FDA Label Changes & Added Uses for Vioxx

In April 2002, the FDA changed Vioxx labeling to advise doctors to use caution when prescribing the drug for patients with heart disease. The FDA also changed the new label to note that Vioxx 50mg is not recommended for chronic use. At the same time, however, the FDA added rheumatoid arthritis to its list of approved uses of Vioxx.

Further Studies Continue to Link Vioxx to Heart Problems

Over the next two years, two studies, one conducted by a Vanderbilt University doctor and another conducted by Harvard Medical School, linked Vioxx to CV events. The Vanderbilt study showed more CV events occurring in Medicaid patients taking high doses of Vioxx (more than 25mg) than those who did not. The Harvard study found that Vioxx raised the risk of heart attack and hypertension relative to Celebrex, another NSAID drug and the second-best selling rival of Vioxx.

In addition, the FDA partially funded a study analyzing the records of Kaiser Permanente patients who had taken Vioxx. The conclusions of that study were labeled as those of the author and deemed not necessarily reflective of FDA policy. The author, Dr. David Graham, agreed to revise his conclusions, which showed heightened CV risk for Vioxx, and to submit a draft report for FDA review by September 30, 2004, the day Merck announced worldwide withdrawal.

Post-Withdrawal of Vioxx: FDA Announces a New Drug Policy

On September 30, 2004, the FDA issued a public health advisory on the drug. Then, on November 5, 2004, the FDA announced a five-step plan to strengthen its drug safety program. The Center for the Drug Evaluation and Research (CDER) of the FDA will:

1. Sponsor an Institute of Medicine study of FDA's drug safety system;
2. Implement a program for addressing differences of professional opinion;
3. Fill the currently vacant position of Director of the Office of Drug Safety;
4. Conduct workshops and Advisory Committee meetings to discuss drug safety/risk management issues; and
5. Publish final versions of three Risk Management Guidances to help pharmaceutical firms manage risks involving drugs and biological products.
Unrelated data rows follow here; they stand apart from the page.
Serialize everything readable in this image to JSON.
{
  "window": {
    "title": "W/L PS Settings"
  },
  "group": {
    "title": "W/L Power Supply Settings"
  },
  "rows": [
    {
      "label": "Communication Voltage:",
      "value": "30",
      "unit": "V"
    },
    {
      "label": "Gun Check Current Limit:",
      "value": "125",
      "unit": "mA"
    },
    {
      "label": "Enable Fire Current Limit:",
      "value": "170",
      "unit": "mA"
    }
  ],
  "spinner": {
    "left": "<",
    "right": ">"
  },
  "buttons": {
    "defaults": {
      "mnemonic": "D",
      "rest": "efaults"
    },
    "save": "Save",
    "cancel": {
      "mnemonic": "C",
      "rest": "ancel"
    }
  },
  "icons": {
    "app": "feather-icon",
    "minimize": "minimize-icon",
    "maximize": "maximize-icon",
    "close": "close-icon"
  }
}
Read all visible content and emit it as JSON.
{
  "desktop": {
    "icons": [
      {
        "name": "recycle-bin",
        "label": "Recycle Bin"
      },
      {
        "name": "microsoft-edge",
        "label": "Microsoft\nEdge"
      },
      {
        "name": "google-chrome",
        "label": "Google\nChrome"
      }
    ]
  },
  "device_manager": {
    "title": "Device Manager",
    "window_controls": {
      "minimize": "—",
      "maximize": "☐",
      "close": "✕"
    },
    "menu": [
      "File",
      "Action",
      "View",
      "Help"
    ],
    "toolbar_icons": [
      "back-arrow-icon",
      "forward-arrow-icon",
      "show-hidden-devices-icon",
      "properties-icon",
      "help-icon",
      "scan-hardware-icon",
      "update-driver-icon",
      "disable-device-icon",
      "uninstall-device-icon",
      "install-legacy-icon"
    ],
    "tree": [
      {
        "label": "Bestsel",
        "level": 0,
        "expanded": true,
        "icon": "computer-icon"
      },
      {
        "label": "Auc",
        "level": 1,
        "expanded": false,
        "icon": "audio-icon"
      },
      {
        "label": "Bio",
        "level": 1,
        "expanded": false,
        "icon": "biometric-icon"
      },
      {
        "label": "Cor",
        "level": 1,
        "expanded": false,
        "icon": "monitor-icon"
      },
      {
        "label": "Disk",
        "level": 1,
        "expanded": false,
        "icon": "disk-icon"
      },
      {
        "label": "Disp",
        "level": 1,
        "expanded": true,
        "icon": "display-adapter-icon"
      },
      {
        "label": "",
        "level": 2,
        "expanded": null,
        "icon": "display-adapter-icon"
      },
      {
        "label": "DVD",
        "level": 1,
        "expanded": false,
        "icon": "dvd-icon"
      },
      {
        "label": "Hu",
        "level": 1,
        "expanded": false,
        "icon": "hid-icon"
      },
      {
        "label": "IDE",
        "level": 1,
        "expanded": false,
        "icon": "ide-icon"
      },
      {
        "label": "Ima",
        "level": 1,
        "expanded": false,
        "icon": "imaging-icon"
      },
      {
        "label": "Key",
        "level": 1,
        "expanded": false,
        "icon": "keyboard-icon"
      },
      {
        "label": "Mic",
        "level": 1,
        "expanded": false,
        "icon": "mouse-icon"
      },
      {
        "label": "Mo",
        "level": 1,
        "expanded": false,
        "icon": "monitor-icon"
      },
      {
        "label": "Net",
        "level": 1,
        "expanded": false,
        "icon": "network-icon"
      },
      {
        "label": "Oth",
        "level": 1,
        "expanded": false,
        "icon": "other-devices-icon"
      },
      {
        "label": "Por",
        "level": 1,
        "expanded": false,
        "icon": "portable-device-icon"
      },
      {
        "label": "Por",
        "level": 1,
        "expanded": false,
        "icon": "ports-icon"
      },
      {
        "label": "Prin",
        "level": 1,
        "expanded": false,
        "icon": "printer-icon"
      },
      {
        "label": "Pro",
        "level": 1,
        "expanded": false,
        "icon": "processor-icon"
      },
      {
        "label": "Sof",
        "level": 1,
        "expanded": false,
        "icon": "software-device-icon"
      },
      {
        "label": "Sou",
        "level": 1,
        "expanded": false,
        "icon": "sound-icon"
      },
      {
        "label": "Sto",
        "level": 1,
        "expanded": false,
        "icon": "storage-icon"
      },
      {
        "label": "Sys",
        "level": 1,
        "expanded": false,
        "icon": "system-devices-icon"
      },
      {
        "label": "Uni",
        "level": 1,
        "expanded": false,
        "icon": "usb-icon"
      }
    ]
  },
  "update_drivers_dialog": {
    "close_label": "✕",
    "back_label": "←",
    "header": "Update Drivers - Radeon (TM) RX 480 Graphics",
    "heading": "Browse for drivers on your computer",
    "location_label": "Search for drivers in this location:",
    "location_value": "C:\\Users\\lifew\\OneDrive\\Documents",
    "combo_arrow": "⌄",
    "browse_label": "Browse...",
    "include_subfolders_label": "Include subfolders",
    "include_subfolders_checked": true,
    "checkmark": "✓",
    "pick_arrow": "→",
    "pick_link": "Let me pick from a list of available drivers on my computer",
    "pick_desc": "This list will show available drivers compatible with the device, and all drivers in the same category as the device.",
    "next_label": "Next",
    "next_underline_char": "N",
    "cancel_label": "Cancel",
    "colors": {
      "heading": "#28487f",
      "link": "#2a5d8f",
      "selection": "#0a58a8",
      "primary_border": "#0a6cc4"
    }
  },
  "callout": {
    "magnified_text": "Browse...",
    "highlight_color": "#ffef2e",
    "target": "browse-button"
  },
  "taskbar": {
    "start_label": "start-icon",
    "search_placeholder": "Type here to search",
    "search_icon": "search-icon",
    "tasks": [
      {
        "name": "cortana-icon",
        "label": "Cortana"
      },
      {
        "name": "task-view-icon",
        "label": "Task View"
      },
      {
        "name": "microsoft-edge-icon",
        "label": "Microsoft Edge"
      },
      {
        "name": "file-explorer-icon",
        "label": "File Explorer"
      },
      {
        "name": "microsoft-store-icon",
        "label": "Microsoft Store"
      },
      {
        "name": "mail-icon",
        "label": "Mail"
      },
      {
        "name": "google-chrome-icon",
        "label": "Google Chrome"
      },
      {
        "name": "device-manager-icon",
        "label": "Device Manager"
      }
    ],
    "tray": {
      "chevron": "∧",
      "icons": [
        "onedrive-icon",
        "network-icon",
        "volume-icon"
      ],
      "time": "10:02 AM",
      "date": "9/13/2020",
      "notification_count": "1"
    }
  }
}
On November 18, 2004, the U.S. Senate Finance Committee conducted a hearing to consider allegations of mismanagement by the FDA and Merck regarding the safety of Vioxx.

On April 7, 2005, Bextra, another NSAID drug, was pulled off the market at the request of the FDA and European regulators, due to the risk of serious and potentially fatal skin reactions to the drug, and the FDA announced that Celebrex and all other prescription NSAIDS must carry a black-box warning on the label that users face an increased risk of CV side effects. The FDA also asked manufacturers of non-prescription NSAIDS to revise their labels to clarify information about potential side effects, including CV effects, serious skin reactions and gastrointestinal bleeding.